Meeting Room Furniture Checklist
Use the following as a baseline specification reference for a standard UAE office meeting room.
|
ITEM |
RECOMMENDED SPECIFICATION |
NOTES |
|
Meeting Table |
Size matched to capacity; integrated cable spine and power modules |
Shape based on room purpose |
|
Meeting Chairs |
High-back leather for boardrooms; mid-back mesh for working sessions |
Capacity plus two additional seats |
|
Credenza or Sideboard |
1,800mm to 2,400mm; lockable storage; AV equipment surface |
Positioned opposite the screen |
|
Wall-Mounted Display |
Minimum 75-inch; recessed mount preferred |
Height aligned to seated sightline |
|
Acoustic Panels |
Fabric-wrapped; minimum 50mm depth |
Prioritise wall opposite glazing |
|
Glass Partition |
Double-glazed with acoustic seal for confidential rooms |
Single glaze for general meeting rooms |
|
Lighting |
Dimmable LED downlights with presentation mode |
Avoid direct glare onto screen surface |
|
Whiteboard / Writeable Surface |
Full-width writeable glass or framed whiteboard |
Positioned within camera frame for hybrid sessions |
Bring Your Meeting Room Vision to Life
A well-designed meeting room reflects the quality of the organisation it represents. Every decision from table shape and chair specification to acoustic treatment and technology integration contributes to a space that performs reliably across formal and collaborative settings.
BAFCO has furnished meeting rooms and boardrooms across hundreds of UAE office projects over 34 years, working with facilities managers, interior designers, and fit-out contractors in DIFC, Business Bay, Abu Dhabi, and across the wider GCC. Our team provides space planning support, material samples, and full installation as a single managed service.
Frequently Asked Questions
1. What size table do I need for a 10-person meeting room?
A 10-person meeting room in UAE typically requires a table measuring 3,000mm to 3,600mm in length and 1,200mm in width. This provides comfortable seating with adequate elbow space and room for a laptop and documents at each position. Allow a minimum 900mm clearance on all sides for chair movement and circulation.
2. What is the difference between a boardroom table and a conference table?
A boardroom table is larger, more formal, and constructed with premium materials such as solid wood veneer, leather inlays, or stone accents, designed for executive settings with twelve or more attendees. A conference table is a broader category covering team meetings, client presentations, and working sessions across a range of sizes and specification levels.
3. What chairs are best for a UAE boardroom?

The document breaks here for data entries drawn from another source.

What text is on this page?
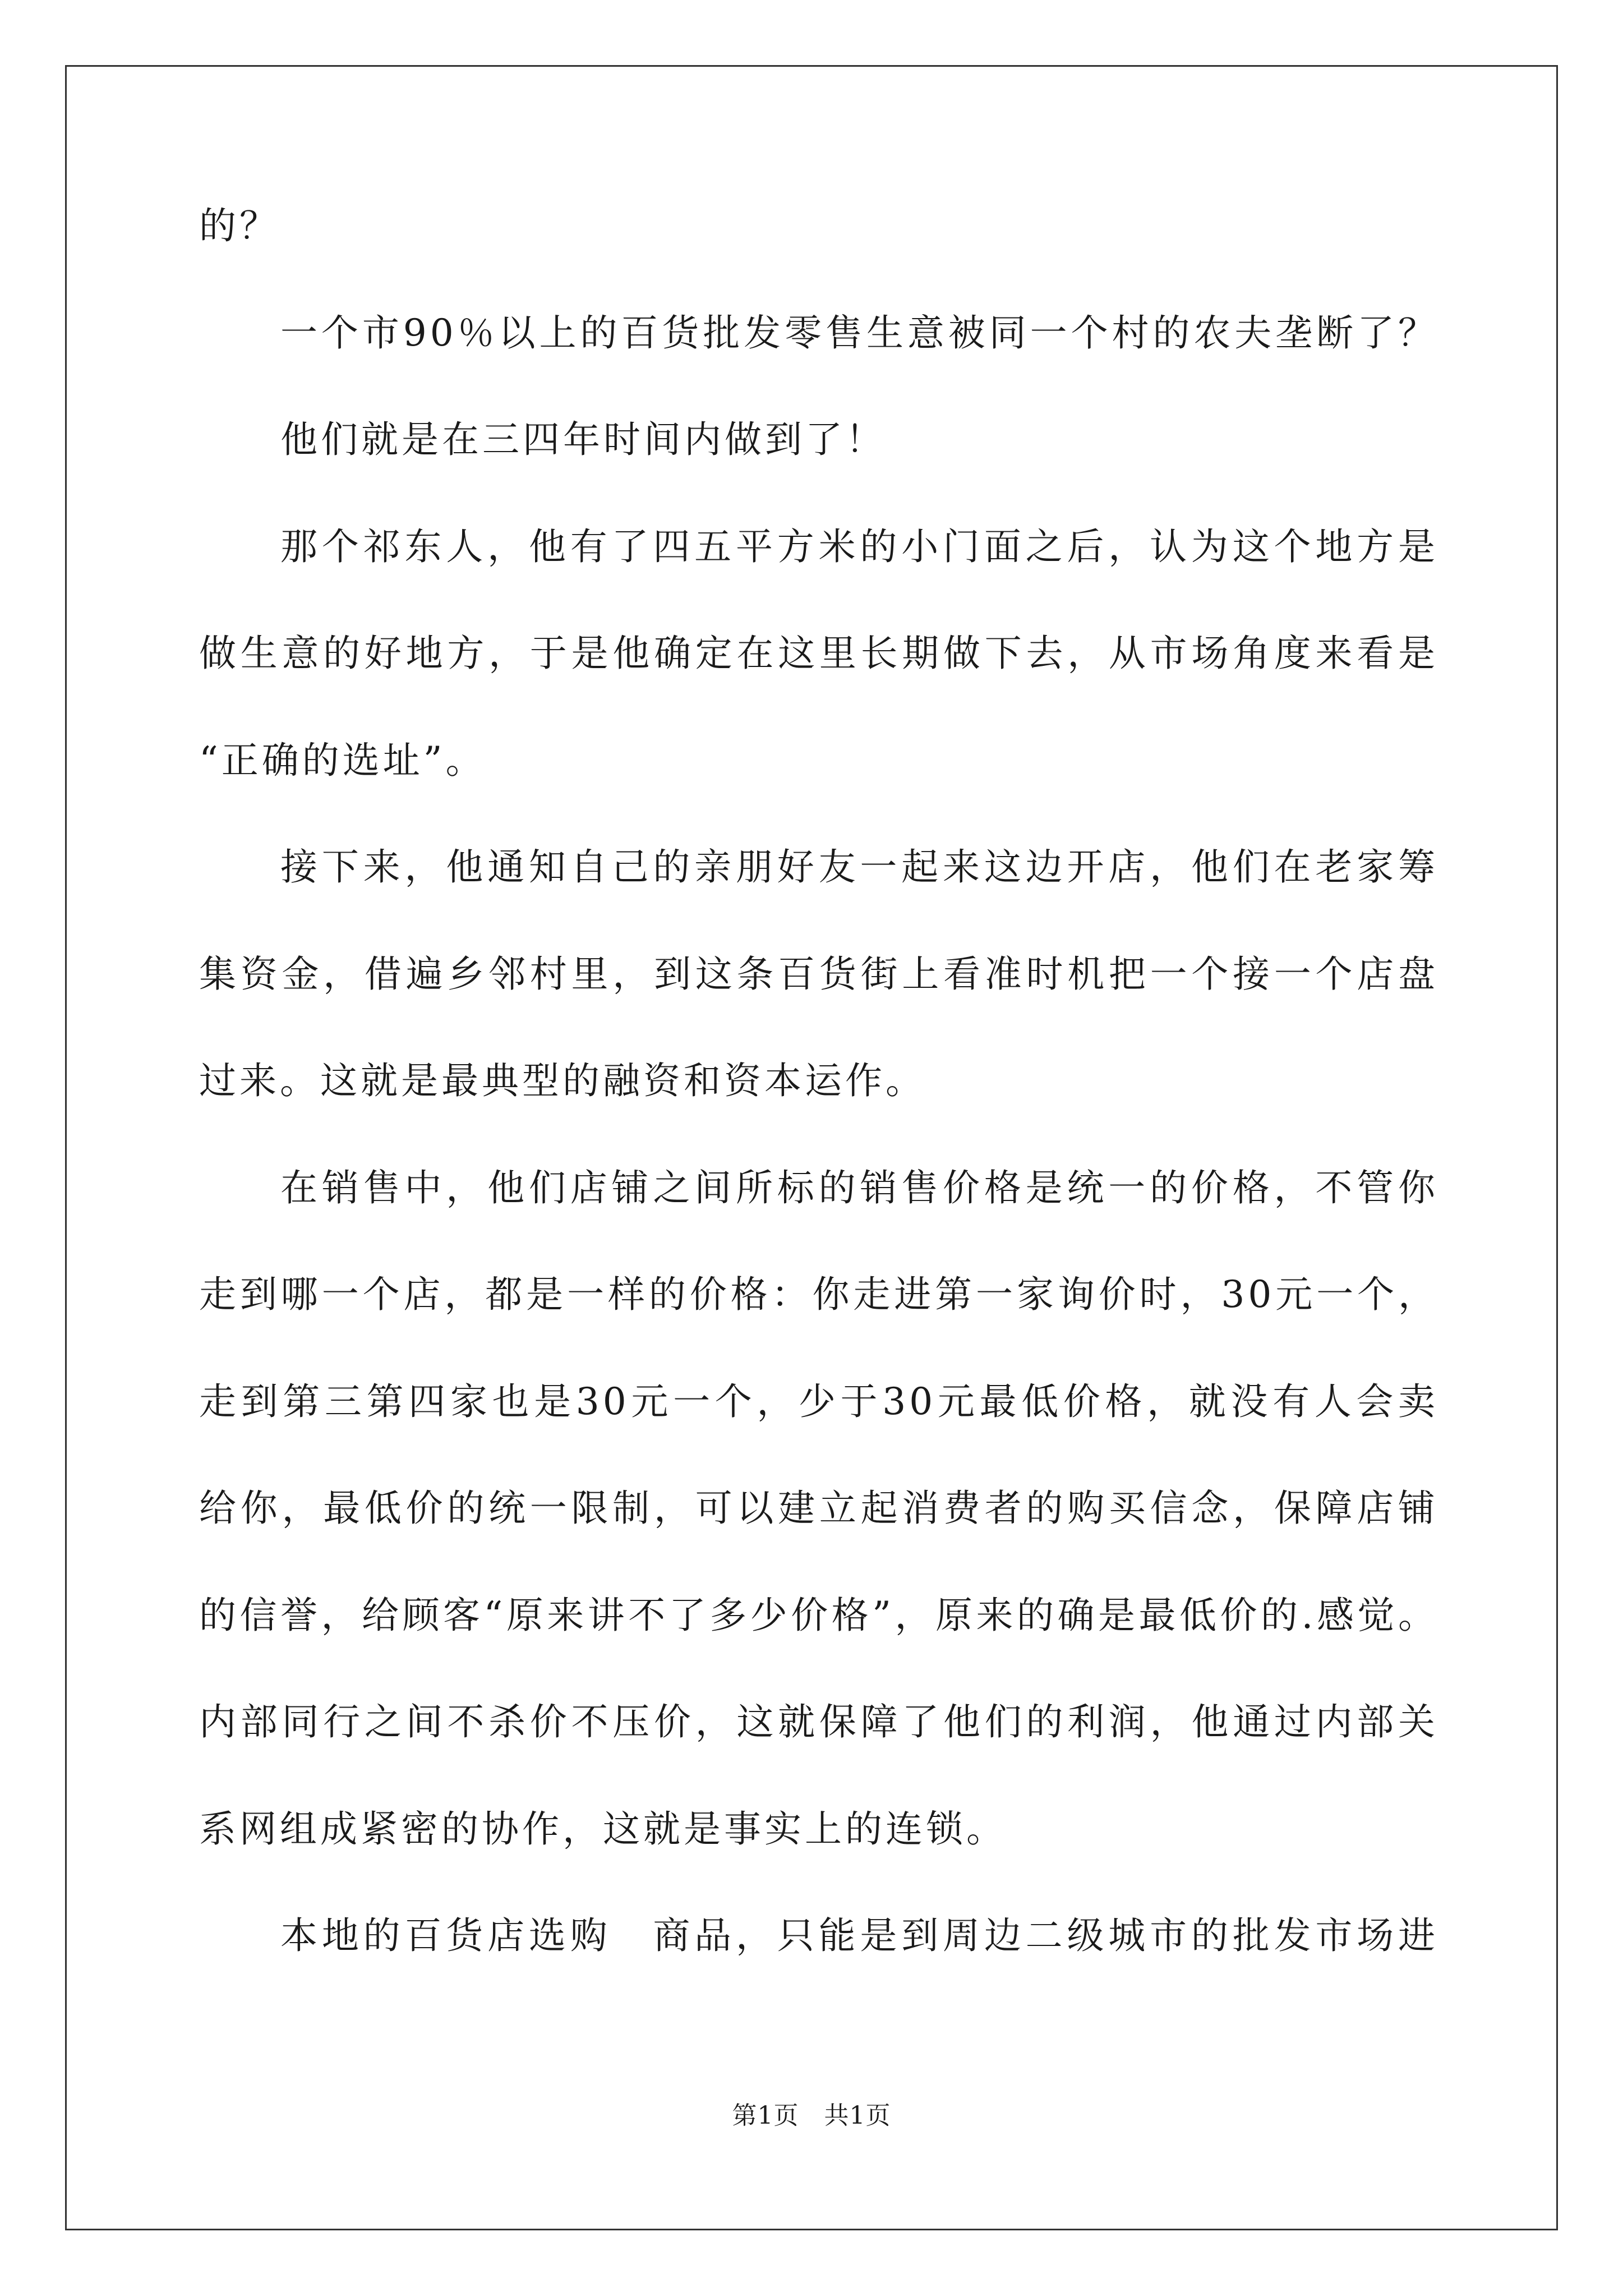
的？
一个市90％以上的百货批发零售生意被同一个村的农夫垄断了？
他们就是在三四年时间内做到了！
那个祁东人，他有了四五平方米的小门面之后，认为这个地方是
做生意的好地方，于是他确定在这里长期做下去，从市场角度来看是
“正确的选址”。
接下来，他通知自己的亲朋好友一起来这边开店，他们在老家筹
集资金，借遍乡邻村里，到这条百货街上看准时机把一个接一个店盘
过来。这就是最典型的融资和资本运作。
在销售中，他们店铺之间所标的销售价格是统一的价格，不管你
走到哪一个店，都是一样的价格：你走进第一家询价时，30元一个，
走到第三第四家也是30元一个，少于30元最低价格，就没有人会卖
给你，最低价的统一限制，可以建立起消费者的购买信念，保障店铺
的信誉，给顾客“原来讲不了多少价格”，原来的确是最低价的.感觉。
内部同行之间不杀价不压价，这就保障了他们的利润，他通过内部关
系网组成紧密的协作，这就是事实上的连锁。
本地的百货店选购　商品，只能是到周边二级城市的批发市场进
第1页　共1页
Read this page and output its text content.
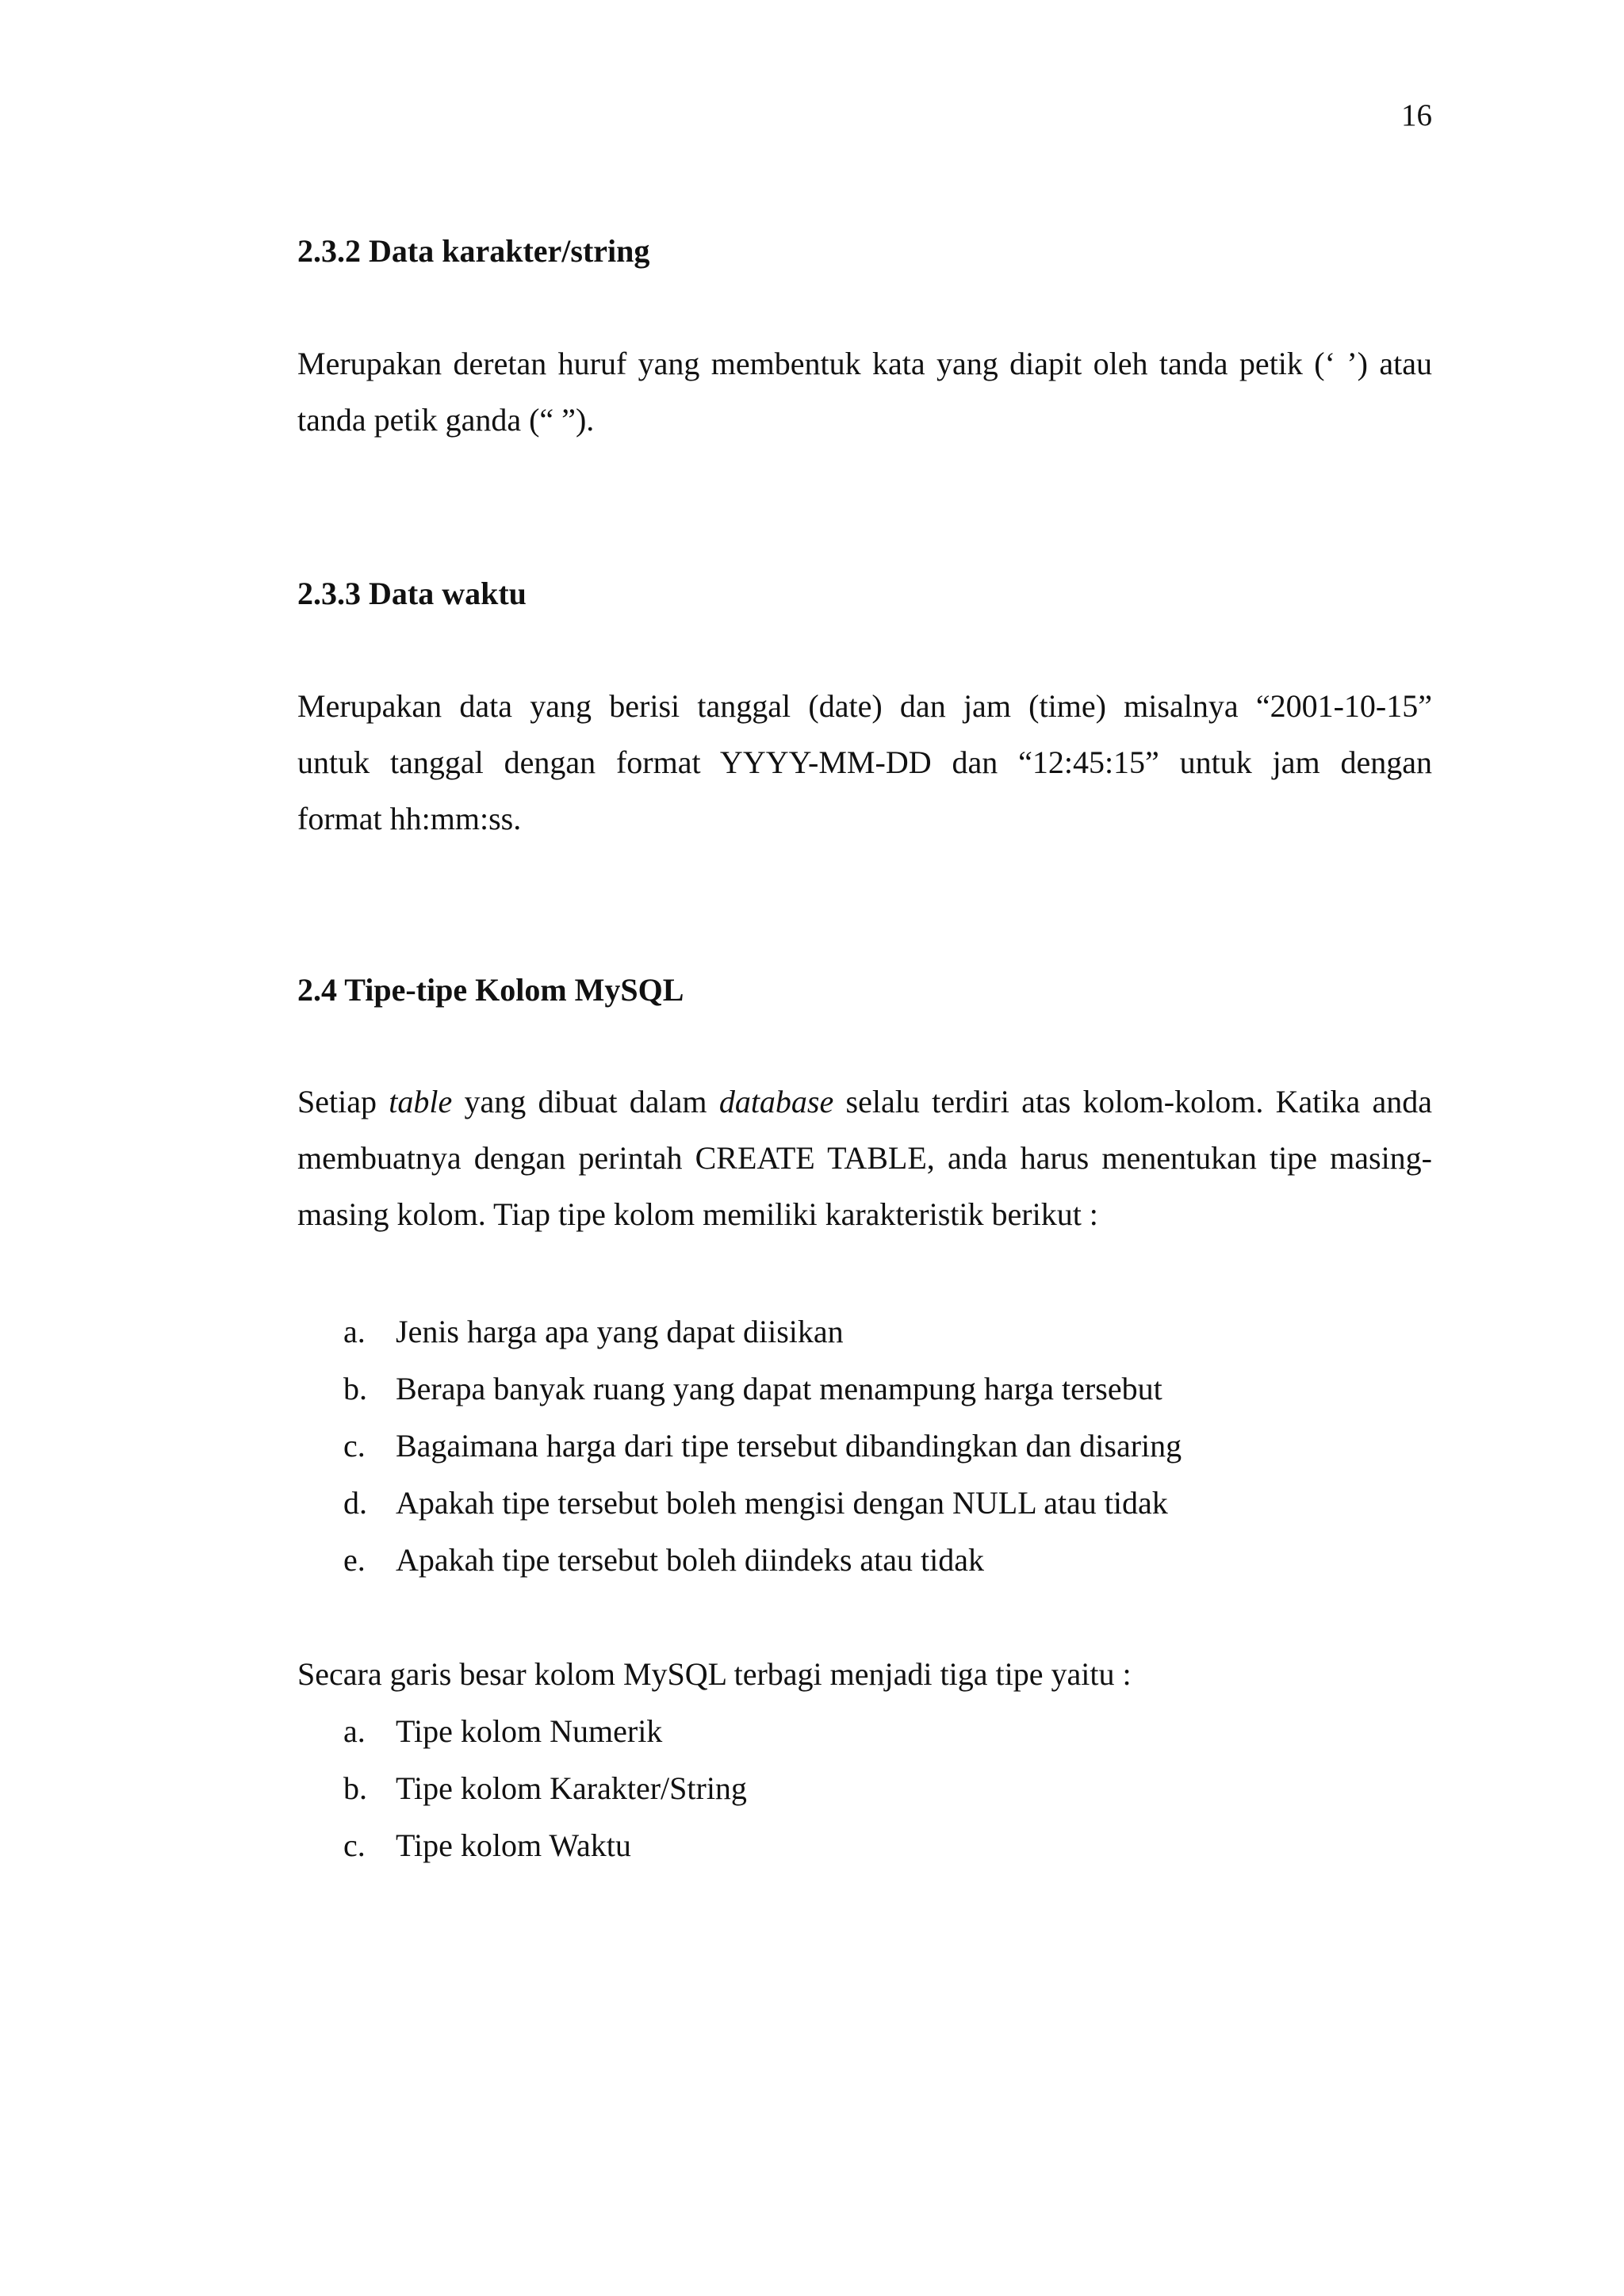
16
2.3.2 Data karakter/string

Merupakan deretan huruf yang membentuk kata yang diapit oleh tanda petik (‘ ’) atau
tanda petik ganda (“ ”).

2.3.3 Data waktu

Merupakan data yang berisi tanggal (date) dan jam (time) misalnya “2001-10-15”
untuk tanggal dengan format YYYY-MM-DD dan “12:45:15” untuk jam dengan
format hh:mm:ss.

2.4 Tipe-tipe Kolom MySQL

Setiap table yang dibuat dalam database selalu terdiri atas kolom-kolom. Katika anda
membuatnya dengan perintah CREATE TABLE, anda harus menentukan tipe masing-
masing kolom. Tiap tipe kolom memiliki karakteristik berikut :

a. Jenis harga apa yang dapat diisikan
b. Berapa banyak ruang yang dapat menampung harga tersebut
c. Bagaimana harga dari tipe tersebut dibandingkan dan disaring
d. Apakah tipe tersebut boleh mengisi dengan NULL atau tidak
e. Apakah tipe tersebut boleh diindeks atau tidak

Secara garis besar kolom MySQL terbagi menjadi tiga tipe yaitu :

a. Tipe kolom Numerik
b. Tipe kolom Karakter/String
c. Tipe kolom Waktu
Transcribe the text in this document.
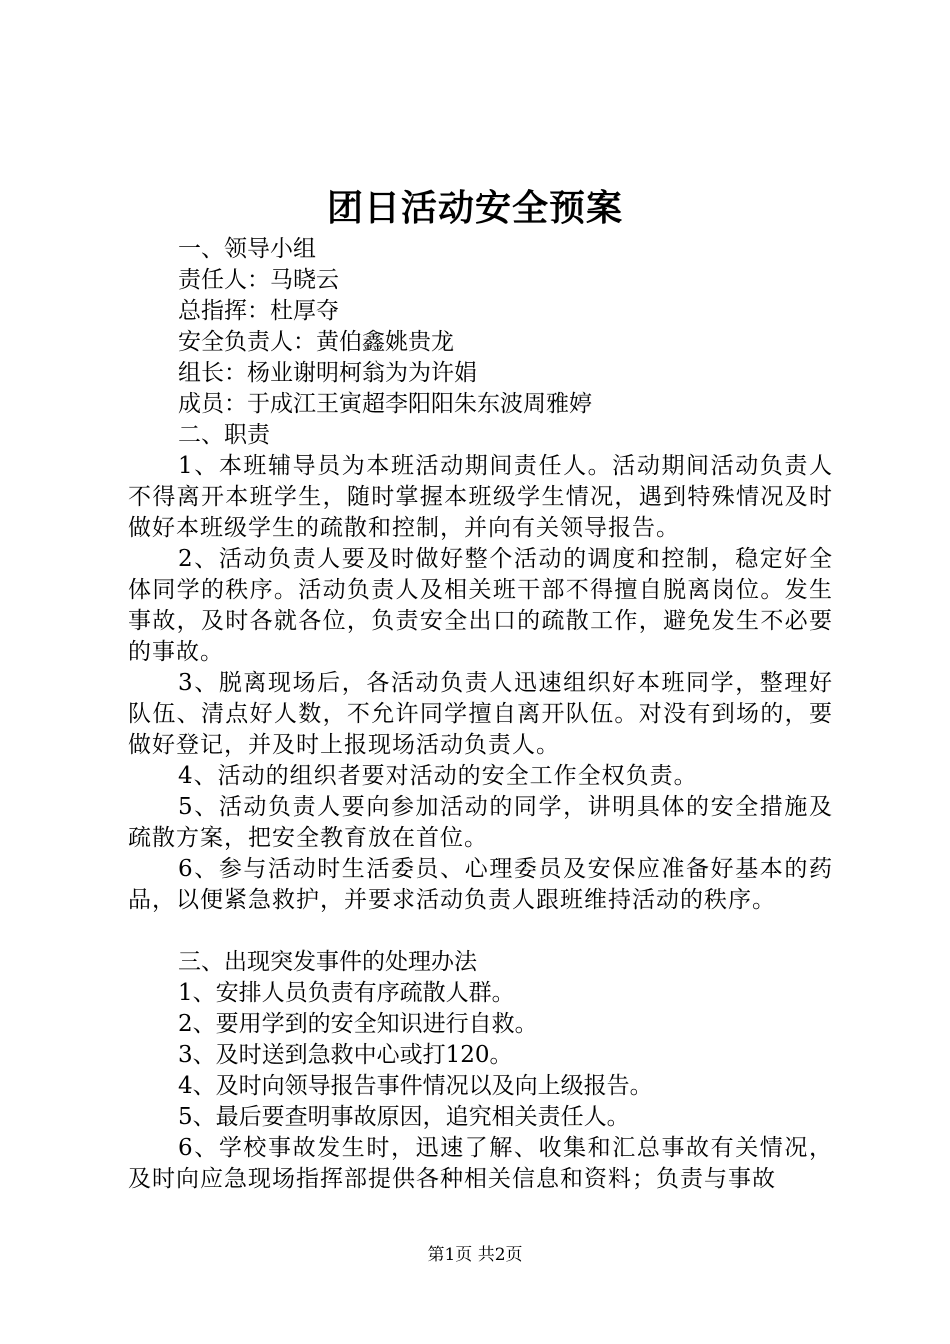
团日活动安全预案

一、领导小组

责任人：马晓云

总指挥：杜厚夺

安全负责人：黄伯鑫姚贵龙

组长：杨业谢明柯翁为为许娟

成员：于成江王寅超李阳阳朱东波周雅婷

二、职责

1、本班辅导员为本班活动期间责任人。活动期间活动负责人不得离开本班学生，随时掌握本班级学生情况，遇到特殊情况及时做好本班级学生的疏散和控制，并向有关领导报告。

2、活动负责人要及时做好整个活动的调度和控制，稳定好全体同学的秩序。活动负责人及相关班干部不得擅自脱离岗位。发生事故，及时各就各位，负责安全出口的疏散工作，避免发生不必要的事故。

3、脱离现场后，各活动负责人迅速组织好本班同学，整理好队伍、清点好人数，不允许同学擅自离开队伍。对没有到场的，要做好登记，并及时上报现场活动负责人。

4、活动的组织者要对活动的安全工作全权负责。

5、活动负责人要向参加活动的同学，讲明具体的安全措施及疏散方案，把安全教育放在首位。

6、参与活动时生活委员、心理委员及安保应准备好基本的药品，以便紧急救护，并要求活动负责人跟班维持活动的秩序。

三、出现突发事件的处理办法

1、安排人员负责有序疏散人群。

2、要用学到的安全知识进行自救。

3、及时送到急救中心或打120。

4、及时向领导报告事件情况以及向上级报告。

5、最后要查明事故原因，追究相关责任人。

6、学校事故发生时，迅速了解、收集和汇总事故有关情况，及时向应急现场指挥部提供各种相关信息和资料；负责与事故

第1页 共2页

For UAE boardrooms, high-back executive chairs with leather upholstery, lumbar support, and synchronised recline are most appropriate. Mid-back mesh chairs with armrests suit longer collaborative sessions. Chairs should match the table material and finish, particularly in client-facing environments in Dubai or Abu Dhabi.
4. How do I soundproof a meeting room in an open-plan office?
Soundproofing a meeting room in an open-plan UAE office requires acoustic glazing, wall-mounted panels, ceiling baffles, and floor-to-ceiling partitions. For confidential rooms, double-glazed glass partitions with acoustic seals are the correct specification. Upholstered chairs, fabric-wrapped screens, and soft furnishings also absorb ambient noise and reduce reverberation.
5. How many chairs should a meeting room have?
A meeting room should be specified with chairs equal to planned capacity plus two additional seats. For a six-person room, specify eight chairs. If the room doubles as a training space, specify nesting or stackable chairs that reposition quickly. Nesting meeting chairs on castors work well for multipurpose rooms in UAE offices.